Frederick D. Day-Lewis, Kamini Singha, and Andrew Binley


Geophysical field data have traditionally provided qualitative information on aquifer structure for hydrogeologic characterization; however, there is increasing interest in the application of petrophysical models to convert geophysical tomograms of electrical resistivity or radar velocity, for example, to hydrologic parameters, such as permeability, porosity, water content, and (or) salinity. Unfortunately, application of theoretical or empirical petrophysical models may be inappropriate in many situations, given the limited and variable resolution of tomographic estimates. The resolution of tomograms is a function of (1) the measurement physics, for example, electrical conduction or electromagnetic wave propagation; (2) the parameterization and regularization used for inversion; (3) measurement error; and (4) the length scale of heterogeneity. We present a framework to predict how core-scale relations between geophysical properties and hydrologic parameters break down in the inversion, which produces smoothly-varying pixel-scale estimates.

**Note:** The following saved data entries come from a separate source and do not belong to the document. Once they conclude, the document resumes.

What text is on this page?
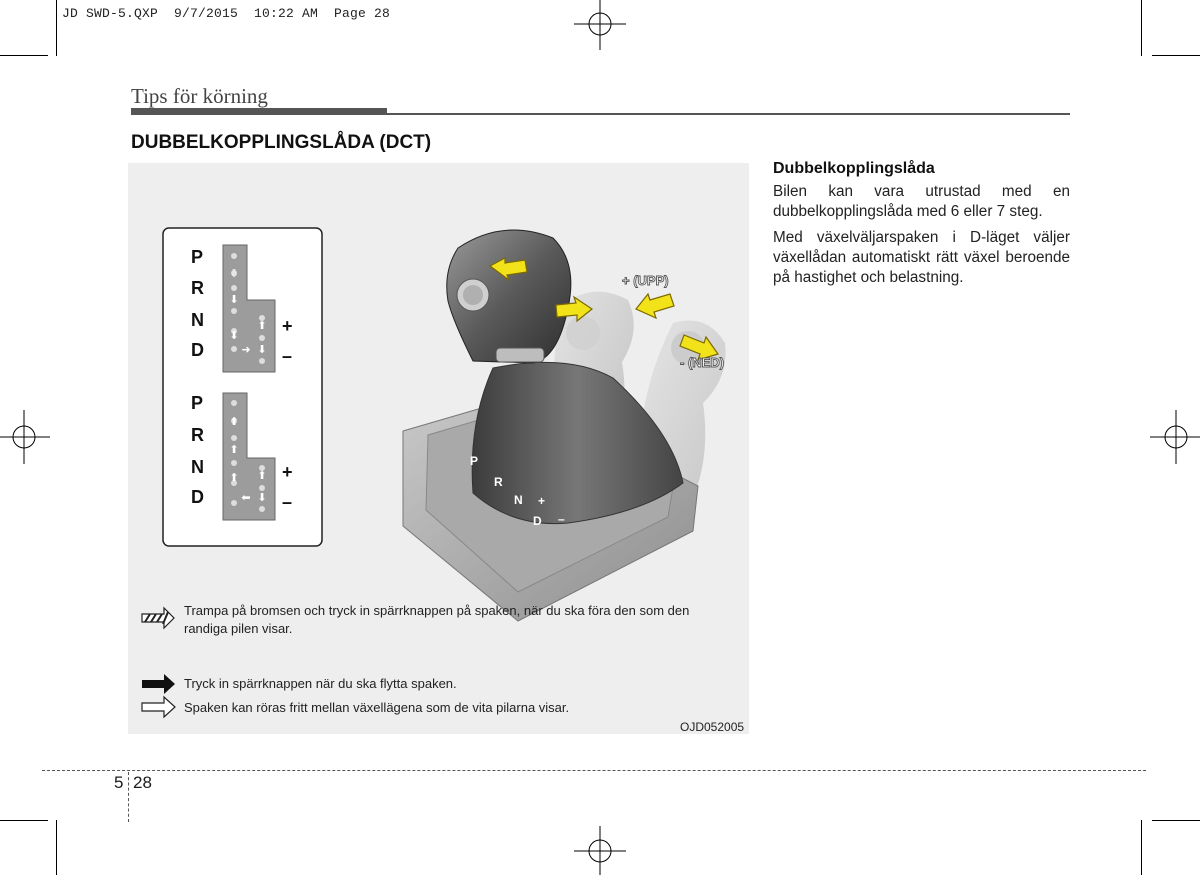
JD SWD-5.QXP  9/7/2015  10:22 AM  Page 28
Tips för körning
DUBBELKOPPLINGSLÅDA (DCT)
⇩
⬇
⬇
➜ ⬇
⬆
P
R
N
D
+
–
⬆
⬆
⬆
⬅ ⬇
⬆
P
R
N
D
+
–
+ (UPP)
- (NED)
P
R
N
D
+
–
Trampa på bromsen och tryck in spärrknappen på spaken, när du ska föra den som den randiga pilen visar.
Tryck in spärrknappen när du ska flytta spaken.
Spaken kan röras fritt mellan växellägena som de vita pilarna visar.
OJD052005
Dubbelkopplingslåda

Bilen kan vara utrustad med en dubbelkopplingslåda med 6 eller 7 steg.

Med växelväljarspaken i D-läget väljer växellådan automatiskt rätt växel beroende på hastighet och belastning.

5 28
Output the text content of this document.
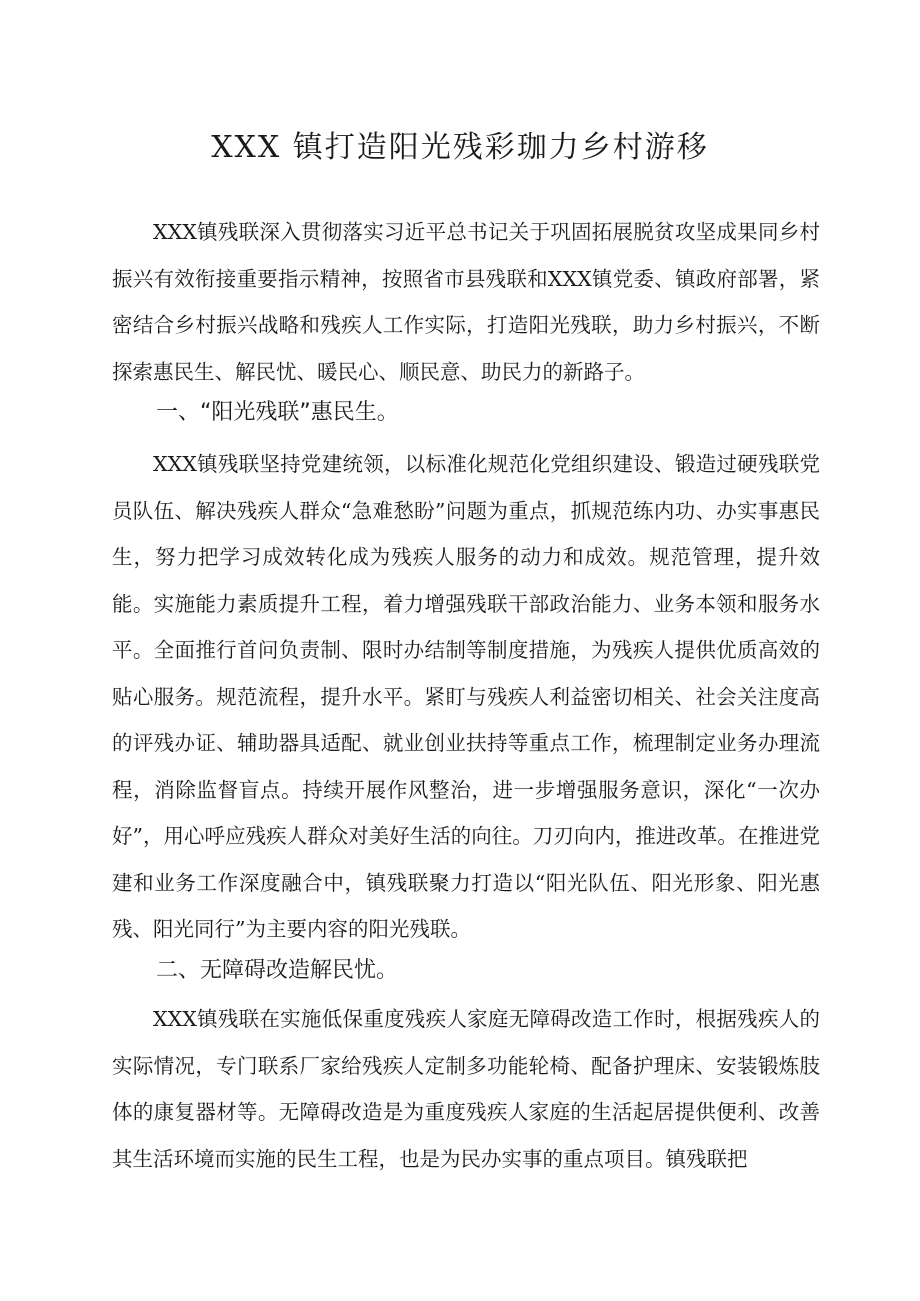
XXX 镇打造阳光残彩珈力乡村游移

XXX镇残联深入贯彻落实习近平总书记关于巩固拓展脱贫攻坚成果同乡村振兴有效衔接重要指示精神，按照省市县残联和XXX镇党委、镇政府部署，紧密结合乡村振兴战略和残疾人工作实际，打造阳光残联，助力乡村振兴，不断探索惠民生、解民忧、暖民心、顺民意、助民力的新路子。

一、“阳光残联”惠民生。

XXX镇残联坚持党建统领，以标准化规范化党组织建设、锻造过硬残联党员队伍、解决残疾人群众“急难愁盼”问题为重点，抓规范练内功、办实事惠民生，努力把学习成效转化成为残疾人服务的动力和成效。规范管理，提升效能。实施能力素质提升工程，着力增强残联干部政治能力、业务本领和服务水平。全面推行首问负责制、限时办结制等制度措施，为残疾人提供优质高效的贴心服务。规范流程，提升水平。紧盯与残疾人利益密切相关、社会关注度高的评残办证、辅助器具适配、就业创业扶持等重点工作，梳理制定业务办理流程，消除监督盲点。持续开展作风整治，进一步增强服务意识，深化“一次办好”，用心呼应残疾人群众对美好生活的向往。刀刃向内，推进改革。在推进党建和业务工作深度融合中，镇残联聚力打造以“阳光队伍、阳光形象、阳光惠残、阳光同行”为主要内容的阳光残联。

二、无障碍改造解民忧。

XXX镇残联在实施低保重度残疾人家庭无障碍改造工作时，根据残疾人的实际情况，专门联系厂家给残疾人定制多功能轮椅、配备护理床、安装锻炼肢体的康复器材等。无障碍改造是为重度残疾人家庭的生活起居提供便利、改善其生活环境而实施的民生工程，也是为民办实事的重点项目。镇残联把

Our approach upscales the core-scale relationship to the pixel-scale based on the model resolution matrix from the inversion, random field averaging, and spatial statistics of the geophysical property. In synthetic examples, we use the approach to evaluate the utility of tomograms for quantitative hydrologic estimation, in light of their resolution-dependent limitations. Comparison of examples for cross-borehole electrical resistivity tomography and radar tomography demonstrates the role of the measurement physics on the spatially-variable pixel-scale relationships between geophysical estimates and hydrologic parameters of interest. The goals of this work are to (1) raise awareness of the limitations of geophysical data, (2) provide a framework to improve survey design and assess tomograms for hydrologic estimation, and (3) promote additional research to improve the links between geophysical and hydrogeologic characterization.

Final copy as submitted to EOS for publication as: Day-Lewis, F.D., Singha, Kamini, and Binley, A.M., 2004, On the pitfalls and limitations of applying petrophysical models to tomograms: examples in cross-borehole radar and electrical resistivity tomography: EOS Trans., AGU, v. 85, no. 17, Jt. Assem. Suppl., Abstract NS13A-03.